Saville Inquiry recalls pair

Thomson will represent his evidence to inquiry

 

The pressures facing journalists determined to maintain the confidentiality of their sources will loom large again as Alex Thomson and Lena Ferguson are recalled to give evidence at the Bloody Sunday inquiry.

Thomson, Channel 4 News’s chief correspondent, and Ferguson, now BBC Northern Ireland’s head of political programmes, are due to reappear at the inquiry on Monday. Lord Saville is examining the killing of 13 people by British soldiers in Derry in January 1972.

The threat of contempt charges continues to hang over Thomson and Ferguson – who produced a series of reports on the deaths – following their first appearance before the inquiry in May 2002.

Despite Saville’s insistence, both refused to name the five soldiers they interviewed for their 1997 reports.
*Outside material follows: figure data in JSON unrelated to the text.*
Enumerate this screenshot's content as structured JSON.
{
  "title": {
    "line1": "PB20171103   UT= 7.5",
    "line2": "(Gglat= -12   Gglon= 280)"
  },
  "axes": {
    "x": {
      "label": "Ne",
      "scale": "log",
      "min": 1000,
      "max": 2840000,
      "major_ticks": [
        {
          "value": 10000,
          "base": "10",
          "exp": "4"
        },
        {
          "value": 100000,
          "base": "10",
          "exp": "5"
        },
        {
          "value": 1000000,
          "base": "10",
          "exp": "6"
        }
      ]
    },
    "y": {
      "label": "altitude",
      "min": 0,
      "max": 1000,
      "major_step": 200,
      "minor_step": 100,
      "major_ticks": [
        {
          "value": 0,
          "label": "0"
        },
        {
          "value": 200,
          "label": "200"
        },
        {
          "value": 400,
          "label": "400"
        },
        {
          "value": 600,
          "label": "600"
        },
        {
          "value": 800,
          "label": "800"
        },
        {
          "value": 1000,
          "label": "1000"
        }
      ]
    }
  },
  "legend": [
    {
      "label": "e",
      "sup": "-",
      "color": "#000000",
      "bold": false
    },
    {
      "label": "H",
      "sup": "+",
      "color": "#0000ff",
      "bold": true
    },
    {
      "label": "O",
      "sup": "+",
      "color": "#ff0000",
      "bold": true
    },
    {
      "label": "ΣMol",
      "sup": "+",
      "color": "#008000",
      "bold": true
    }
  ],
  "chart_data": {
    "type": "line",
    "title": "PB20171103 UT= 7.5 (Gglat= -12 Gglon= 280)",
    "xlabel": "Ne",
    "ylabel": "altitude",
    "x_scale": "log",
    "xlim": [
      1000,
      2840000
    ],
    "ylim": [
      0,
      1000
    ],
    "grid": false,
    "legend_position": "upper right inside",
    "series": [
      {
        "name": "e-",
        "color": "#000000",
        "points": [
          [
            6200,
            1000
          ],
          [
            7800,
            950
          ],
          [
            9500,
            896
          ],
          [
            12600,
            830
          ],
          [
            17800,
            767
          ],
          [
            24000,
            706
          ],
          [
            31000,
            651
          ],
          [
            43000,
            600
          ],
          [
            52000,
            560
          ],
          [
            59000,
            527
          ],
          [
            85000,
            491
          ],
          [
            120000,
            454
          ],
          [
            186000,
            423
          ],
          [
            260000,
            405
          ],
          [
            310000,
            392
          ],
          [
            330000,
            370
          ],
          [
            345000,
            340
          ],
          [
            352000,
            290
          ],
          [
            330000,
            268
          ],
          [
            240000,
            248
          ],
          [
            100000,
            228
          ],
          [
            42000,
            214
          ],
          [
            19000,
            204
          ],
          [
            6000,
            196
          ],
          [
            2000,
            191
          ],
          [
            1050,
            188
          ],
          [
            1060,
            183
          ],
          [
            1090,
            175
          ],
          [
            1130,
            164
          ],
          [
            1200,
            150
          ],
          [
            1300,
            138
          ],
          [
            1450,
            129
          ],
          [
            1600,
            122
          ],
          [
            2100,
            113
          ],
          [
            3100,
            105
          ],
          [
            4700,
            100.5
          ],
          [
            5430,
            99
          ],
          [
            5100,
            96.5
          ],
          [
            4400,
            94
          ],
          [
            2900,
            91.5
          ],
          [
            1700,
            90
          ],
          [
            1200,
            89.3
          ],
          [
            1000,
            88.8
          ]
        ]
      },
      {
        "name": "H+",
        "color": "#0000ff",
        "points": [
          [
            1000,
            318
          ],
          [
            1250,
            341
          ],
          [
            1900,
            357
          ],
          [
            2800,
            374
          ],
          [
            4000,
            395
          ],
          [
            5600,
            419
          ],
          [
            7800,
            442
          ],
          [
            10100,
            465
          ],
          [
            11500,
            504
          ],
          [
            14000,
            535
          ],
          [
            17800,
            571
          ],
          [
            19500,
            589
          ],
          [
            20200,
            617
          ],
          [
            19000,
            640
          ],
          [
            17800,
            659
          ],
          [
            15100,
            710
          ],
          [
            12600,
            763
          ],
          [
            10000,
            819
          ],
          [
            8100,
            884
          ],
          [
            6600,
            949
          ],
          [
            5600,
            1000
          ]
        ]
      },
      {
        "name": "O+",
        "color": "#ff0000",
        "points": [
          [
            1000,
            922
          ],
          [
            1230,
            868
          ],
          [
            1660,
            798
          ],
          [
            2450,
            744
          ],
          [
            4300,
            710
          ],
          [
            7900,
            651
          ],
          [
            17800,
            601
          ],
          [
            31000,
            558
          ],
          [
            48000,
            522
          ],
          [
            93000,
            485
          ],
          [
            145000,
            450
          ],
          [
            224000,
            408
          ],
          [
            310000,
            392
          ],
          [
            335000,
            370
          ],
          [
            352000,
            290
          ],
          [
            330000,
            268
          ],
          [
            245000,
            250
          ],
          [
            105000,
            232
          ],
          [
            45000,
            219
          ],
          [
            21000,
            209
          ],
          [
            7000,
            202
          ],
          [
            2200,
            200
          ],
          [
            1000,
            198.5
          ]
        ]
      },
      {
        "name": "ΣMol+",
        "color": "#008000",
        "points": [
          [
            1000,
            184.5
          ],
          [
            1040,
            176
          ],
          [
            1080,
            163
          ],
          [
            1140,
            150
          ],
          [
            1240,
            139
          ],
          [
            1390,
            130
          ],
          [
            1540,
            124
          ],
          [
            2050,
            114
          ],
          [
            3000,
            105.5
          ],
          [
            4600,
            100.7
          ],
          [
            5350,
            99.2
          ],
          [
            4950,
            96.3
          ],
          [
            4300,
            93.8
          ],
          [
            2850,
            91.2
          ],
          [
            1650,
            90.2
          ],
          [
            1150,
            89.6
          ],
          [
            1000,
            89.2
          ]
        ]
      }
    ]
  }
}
According to the journalists, the soldiers, who were present on Bloody Sunday, agreed to be interviewed only on the condition of anonymity.

ITN, which produces Channel 4 News, also faces contempt charges for refusing to hand over tapes and materials related to the reports.

Thomson and Ferguson’s hearings were then adjourned as a result, and both were threatened with contempt of court and the possibility of serving prison sentences.

Despite repeated requests from ITN and the two journalists, the inquiry has not yet said whether it intends to proceed with a court action for contempt.

In the interim, Saville compelled them to return to their sources to see if any of them would consider giving up their anonymity. Three of the five soldiers have since agreed.

Martin McGuinness, the Sinn Féin minister and former IRA commander who appeared before the inquiry last November, refused to name IRA colleagues because of his “republican code of honour”, yet no contempt charges have been threatened.

Channel 4 News’ deputy editor Martin Fewell said: “We’ve always felt we had a clear duty to co-operate with the inquiry, which our own journalism helped to bring about. But we would like to resolve the issue of contempt as soon as possible.”

Daily Telegraph journalist Toby Harnden has also refused to reveal the identities of two members of the Parachute Regiment he interviewed.

A spokesman for the paper said “neither Harnden nor the paper have been notified that he is being recalled to give any further evidence at the inquiry”.